We had two witnesses to provide evidence on how the homes were viable for repair. Tyrone Lawton of Structherm and Joe Rogers of Westdale Group, told the inquiry how the homes could be refurbished for approximately half the cost of the refurbishment option as stated by Pemberstone. While Pemberstone’s evidence depended on a large amount of theory, they were able to talk practically about fixing hundreds of similar Airey Houses.
Jenny Wigley, our barrister, did a fantastic job putting our Save Our Homes case across and cross-examining the expert witnesses called by the Pemberstone side.
Pemberstone’s legal case appeared to rest largely on some very specific legal points which fly in the face of what most people would consider to be common-sense.
One of these arguments rested on the legal definition of ‘affordable’ housing rather than what normal people would consider to be affordable. You and I would probably define ‘affordable’ as can local people afford to pay the rent. The legal definition means that there has to be a mechanism to prevent rents being increased even if that initial rent is more than people can afford to pay!
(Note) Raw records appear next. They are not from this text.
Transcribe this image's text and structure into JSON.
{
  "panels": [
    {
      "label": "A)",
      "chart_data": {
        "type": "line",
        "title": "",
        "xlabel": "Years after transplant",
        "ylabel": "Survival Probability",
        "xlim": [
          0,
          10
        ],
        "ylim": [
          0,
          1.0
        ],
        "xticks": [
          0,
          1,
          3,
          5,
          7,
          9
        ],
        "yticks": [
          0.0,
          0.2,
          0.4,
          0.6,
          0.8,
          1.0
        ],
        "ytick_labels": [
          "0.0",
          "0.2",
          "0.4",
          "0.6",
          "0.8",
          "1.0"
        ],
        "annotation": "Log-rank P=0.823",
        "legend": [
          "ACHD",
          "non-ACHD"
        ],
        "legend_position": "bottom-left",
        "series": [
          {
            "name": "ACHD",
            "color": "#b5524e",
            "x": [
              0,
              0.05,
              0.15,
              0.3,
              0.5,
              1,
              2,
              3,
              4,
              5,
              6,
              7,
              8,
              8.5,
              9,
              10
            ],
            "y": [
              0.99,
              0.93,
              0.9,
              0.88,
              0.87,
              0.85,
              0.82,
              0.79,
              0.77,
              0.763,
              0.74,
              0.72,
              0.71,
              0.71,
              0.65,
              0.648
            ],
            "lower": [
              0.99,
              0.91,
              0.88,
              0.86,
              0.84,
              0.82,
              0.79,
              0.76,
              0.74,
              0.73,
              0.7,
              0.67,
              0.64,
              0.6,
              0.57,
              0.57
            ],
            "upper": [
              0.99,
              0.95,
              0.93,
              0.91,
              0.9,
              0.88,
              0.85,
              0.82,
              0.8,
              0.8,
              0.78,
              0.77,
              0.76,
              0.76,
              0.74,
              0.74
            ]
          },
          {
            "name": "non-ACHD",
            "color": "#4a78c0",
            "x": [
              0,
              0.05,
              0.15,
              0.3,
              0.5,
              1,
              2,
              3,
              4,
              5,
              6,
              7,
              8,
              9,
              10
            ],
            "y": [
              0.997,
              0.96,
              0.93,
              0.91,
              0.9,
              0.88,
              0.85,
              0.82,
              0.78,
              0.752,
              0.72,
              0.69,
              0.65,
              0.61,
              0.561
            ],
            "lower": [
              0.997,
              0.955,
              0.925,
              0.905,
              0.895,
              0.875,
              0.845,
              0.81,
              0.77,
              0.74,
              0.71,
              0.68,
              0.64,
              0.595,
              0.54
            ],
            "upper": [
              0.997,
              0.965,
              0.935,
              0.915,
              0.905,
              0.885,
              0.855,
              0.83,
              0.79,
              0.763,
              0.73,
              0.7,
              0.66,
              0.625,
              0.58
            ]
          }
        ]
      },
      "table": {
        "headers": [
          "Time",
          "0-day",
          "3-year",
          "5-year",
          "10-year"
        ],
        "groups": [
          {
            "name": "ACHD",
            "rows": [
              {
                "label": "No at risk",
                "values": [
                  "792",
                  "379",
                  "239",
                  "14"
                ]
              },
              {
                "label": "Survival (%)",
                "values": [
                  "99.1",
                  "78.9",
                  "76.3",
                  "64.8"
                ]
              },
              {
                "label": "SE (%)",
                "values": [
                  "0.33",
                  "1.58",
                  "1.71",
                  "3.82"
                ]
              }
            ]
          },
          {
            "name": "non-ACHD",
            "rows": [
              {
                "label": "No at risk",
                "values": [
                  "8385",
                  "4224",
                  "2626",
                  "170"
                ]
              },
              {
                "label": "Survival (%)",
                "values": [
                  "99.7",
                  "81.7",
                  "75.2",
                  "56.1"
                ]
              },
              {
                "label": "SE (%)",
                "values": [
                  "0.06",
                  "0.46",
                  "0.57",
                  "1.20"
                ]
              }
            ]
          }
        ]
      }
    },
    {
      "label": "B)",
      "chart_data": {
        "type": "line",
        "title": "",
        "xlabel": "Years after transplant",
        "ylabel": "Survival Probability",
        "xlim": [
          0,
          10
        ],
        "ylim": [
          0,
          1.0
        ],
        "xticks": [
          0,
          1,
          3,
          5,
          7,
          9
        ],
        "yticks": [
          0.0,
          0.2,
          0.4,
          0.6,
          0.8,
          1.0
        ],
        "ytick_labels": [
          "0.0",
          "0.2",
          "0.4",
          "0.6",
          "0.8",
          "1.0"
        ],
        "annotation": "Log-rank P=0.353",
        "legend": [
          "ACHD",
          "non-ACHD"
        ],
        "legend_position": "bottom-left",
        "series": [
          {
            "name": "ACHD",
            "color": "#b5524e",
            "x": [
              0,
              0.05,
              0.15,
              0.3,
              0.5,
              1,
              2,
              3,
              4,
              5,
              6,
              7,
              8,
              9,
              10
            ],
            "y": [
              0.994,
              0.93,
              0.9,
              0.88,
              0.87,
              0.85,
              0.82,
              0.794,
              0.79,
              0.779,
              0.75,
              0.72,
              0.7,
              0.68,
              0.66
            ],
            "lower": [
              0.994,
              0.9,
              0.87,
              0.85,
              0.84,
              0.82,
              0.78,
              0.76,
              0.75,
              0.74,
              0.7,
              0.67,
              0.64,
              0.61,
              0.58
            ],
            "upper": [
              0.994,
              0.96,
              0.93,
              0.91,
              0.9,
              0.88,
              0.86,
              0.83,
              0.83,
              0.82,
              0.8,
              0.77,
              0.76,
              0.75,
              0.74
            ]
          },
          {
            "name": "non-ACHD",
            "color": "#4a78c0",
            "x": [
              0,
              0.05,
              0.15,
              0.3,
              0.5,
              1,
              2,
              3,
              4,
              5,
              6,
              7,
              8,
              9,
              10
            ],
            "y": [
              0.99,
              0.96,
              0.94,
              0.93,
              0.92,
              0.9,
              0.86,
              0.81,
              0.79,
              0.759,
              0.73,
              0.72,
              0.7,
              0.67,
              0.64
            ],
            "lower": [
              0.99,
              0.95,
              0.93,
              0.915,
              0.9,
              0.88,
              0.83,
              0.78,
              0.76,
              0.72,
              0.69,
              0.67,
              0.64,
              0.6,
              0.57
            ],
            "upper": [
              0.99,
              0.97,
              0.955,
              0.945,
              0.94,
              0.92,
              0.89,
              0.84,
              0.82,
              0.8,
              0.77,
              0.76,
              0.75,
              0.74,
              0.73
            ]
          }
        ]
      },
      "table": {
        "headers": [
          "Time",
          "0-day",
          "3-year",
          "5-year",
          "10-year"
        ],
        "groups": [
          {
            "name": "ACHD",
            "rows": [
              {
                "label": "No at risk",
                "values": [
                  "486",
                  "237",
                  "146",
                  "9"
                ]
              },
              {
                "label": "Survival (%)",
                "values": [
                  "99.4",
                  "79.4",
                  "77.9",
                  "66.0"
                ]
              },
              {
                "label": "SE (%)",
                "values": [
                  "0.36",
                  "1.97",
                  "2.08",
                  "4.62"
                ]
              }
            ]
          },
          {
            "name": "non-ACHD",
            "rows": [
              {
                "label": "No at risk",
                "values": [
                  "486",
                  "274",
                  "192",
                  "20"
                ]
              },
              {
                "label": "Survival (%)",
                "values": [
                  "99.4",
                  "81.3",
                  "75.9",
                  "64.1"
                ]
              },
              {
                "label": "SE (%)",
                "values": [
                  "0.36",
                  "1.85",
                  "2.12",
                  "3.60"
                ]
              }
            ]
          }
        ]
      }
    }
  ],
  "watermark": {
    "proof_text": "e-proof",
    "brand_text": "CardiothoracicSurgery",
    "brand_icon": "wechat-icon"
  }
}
Using the narrow legal definition of ‘affordable’ housing they even attempted to claim that its demolition scheme would provide more affordable housing.
I’ll leave it to you to decide if demolishing 70 homes with low rents and replacing them with 59 for sale and 11 for rent is increasing the amount of affordable housing in the real sense that actual people understand it.
Pemberstone’s barrister consistently threatened the tenants with eviction, regardless of the outcome of the appeal. Interestingly he presented no evidence that if Pemberstone lost the appeal it would make good on its threat of eviction. Pemberstone didn’t even put forward any of its own representatives to give evidence and based its case entirely on expert witnesses (who I assume all received handsome fees for providing evidence). Nor did it provide any written evidence that it would automatically evict people. Why would it be so reluctant to actually prove it is telling the truth? Perhaps because it knows it wants to carry on collecting the rents?
We now have to pray and wait for the planning inspector to make his judgment.